By Martin Kelly
First Minister Alex Salmond has challenged UK Minister Danny Alexander and the No campaign to confirm their commitment to austerity after the Chief Secretary to the Treasury blundered into signing all three Westminster parties up to the current coalition’s spending plans.
In his letter to the First Minister at the weekend, Mr Alexander stated that the current coalition spending plans would be in place in 2018/19.
The letter appears to commit all three pro-Union parties to the same level of austerity after the 2015 UK general election, a commitment seized on by the First Minister.

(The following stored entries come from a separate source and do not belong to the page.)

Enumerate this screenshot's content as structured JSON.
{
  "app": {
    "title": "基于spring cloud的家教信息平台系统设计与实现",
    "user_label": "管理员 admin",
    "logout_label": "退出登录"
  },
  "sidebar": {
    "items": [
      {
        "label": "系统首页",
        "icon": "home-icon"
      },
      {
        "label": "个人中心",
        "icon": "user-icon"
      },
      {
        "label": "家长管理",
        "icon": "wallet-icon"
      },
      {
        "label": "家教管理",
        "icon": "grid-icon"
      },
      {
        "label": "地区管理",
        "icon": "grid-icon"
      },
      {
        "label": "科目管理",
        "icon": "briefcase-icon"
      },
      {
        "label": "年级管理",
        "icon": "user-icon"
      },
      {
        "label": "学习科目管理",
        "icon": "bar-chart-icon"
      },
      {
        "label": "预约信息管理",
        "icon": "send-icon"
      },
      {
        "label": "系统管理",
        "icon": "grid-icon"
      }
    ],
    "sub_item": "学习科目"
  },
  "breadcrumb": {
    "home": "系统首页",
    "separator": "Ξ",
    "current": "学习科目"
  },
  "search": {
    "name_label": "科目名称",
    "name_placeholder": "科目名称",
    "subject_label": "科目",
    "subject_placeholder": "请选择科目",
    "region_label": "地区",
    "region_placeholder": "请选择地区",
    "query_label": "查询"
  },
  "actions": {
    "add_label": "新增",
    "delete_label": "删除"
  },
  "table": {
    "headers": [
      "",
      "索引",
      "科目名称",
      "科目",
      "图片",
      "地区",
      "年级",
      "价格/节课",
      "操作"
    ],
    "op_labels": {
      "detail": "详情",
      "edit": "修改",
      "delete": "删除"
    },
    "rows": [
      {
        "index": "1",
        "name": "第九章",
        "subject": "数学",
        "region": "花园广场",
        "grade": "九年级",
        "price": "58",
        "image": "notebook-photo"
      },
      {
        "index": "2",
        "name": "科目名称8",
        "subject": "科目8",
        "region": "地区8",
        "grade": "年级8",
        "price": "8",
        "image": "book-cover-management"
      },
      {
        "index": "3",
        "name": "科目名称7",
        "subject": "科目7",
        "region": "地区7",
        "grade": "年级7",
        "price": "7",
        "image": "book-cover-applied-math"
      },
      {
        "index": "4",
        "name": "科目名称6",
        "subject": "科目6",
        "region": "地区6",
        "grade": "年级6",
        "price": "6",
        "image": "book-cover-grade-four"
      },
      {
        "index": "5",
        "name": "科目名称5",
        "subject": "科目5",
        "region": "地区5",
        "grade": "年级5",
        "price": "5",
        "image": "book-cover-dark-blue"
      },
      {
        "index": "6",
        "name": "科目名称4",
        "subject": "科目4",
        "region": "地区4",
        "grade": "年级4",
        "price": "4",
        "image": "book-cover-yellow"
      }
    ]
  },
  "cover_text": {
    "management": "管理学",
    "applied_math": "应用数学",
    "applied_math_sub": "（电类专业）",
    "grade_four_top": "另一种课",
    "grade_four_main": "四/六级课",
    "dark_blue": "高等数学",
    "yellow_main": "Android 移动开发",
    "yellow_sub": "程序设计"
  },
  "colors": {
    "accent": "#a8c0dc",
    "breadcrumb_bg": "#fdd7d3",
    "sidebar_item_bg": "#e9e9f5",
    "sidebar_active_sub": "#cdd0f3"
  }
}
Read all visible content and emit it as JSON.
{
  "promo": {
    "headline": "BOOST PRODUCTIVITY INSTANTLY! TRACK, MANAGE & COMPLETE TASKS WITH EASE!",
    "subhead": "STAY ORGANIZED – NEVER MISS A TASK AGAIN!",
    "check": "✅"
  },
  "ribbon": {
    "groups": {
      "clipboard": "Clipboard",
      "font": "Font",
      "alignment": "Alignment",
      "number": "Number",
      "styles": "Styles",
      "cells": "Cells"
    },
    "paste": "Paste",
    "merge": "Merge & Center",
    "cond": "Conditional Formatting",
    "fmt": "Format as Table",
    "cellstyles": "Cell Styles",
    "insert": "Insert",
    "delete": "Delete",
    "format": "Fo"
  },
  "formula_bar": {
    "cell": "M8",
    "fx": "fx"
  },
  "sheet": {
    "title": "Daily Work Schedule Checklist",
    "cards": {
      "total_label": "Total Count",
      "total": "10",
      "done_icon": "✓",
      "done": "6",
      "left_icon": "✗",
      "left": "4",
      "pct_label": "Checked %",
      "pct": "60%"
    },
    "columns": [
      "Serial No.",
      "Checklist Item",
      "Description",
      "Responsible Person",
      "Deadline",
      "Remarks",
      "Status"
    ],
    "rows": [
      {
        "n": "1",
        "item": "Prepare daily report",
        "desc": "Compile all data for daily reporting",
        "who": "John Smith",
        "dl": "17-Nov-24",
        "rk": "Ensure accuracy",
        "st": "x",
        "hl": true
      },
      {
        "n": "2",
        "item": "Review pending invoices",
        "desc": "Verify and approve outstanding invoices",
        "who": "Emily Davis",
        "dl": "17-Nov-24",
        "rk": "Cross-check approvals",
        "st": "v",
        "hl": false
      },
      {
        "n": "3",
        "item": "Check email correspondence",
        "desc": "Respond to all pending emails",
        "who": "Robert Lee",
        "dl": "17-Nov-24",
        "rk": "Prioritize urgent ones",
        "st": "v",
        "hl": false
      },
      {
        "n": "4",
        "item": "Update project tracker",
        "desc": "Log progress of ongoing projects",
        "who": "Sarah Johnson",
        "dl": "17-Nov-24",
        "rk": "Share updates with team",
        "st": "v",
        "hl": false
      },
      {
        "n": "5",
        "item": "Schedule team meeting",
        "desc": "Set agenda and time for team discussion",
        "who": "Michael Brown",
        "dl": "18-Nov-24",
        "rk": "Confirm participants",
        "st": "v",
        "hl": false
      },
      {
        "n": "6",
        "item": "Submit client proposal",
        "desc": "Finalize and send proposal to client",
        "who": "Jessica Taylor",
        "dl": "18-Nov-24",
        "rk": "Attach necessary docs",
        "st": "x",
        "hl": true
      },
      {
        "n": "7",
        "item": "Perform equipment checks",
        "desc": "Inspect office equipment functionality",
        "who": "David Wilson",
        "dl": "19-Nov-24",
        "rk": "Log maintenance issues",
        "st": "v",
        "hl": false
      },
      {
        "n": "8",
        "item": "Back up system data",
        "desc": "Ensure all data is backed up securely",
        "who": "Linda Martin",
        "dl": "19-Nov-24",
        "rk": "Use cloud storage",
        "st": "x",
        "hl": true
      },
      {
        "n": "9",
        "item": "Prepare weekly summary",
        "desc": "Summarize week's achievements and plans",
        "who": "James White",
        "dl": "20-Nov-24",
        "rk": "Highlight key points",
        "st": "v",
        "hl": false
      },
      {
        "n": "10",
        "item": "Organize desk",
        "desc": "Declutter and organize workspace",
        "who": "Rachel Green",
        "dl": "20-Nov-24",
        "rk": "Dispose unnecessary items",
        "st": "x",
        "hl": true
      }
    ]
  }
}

Responding to Danny Alexander’s letter, Mr Salmond said it: “leaves the Scottish electorate with little option but to conclude that anything other than a vote for independence would be a vote for continuing Conservative austerity, no matter which Westminster party wins the 2015 election”.
The letter has now prompted a series of questions from the First Minister who has asked whether the letter was accurate or another “mis-brief” from the Treasury – a reference to an admission from the Treasury that it had given inaccurate figures relating to the start-up costs of independence.
In his letter the First Minister asks:
- If the Liberal Democrats are now committed to continuing with Conservative austerity after the 2015 General Election?
- Whether Alastair Darling and Labour would be representing the coalition’s spending plans in any TV debate as Danny Alexander suggested?
- How much the parties plan on cutting from public spending, and how much Scotland’s budget faces being slashed in the event of a No vote?
There are growing fears that a No vote in the independence referendum will lead to a massive cut in Scotland’s budget.
In May a senior Labour party shadow minister confirmed A future Labour government would not undo the hugely unpopular cuts imposed by the current Tory/LibDem coalition.
Shadow Chief Secretary to the Treasury Chris Leslie said the party is preparing to make some unpopular decisions and will not “be able to undo the cuts that the have been felt in recent years.”
Leslie’s comments followed an admission from Labour Shadow Chancellor Ed Balls last year that a future Labour government would stick to Tory Chancellor George Osbrone’s spending plans for at least one year.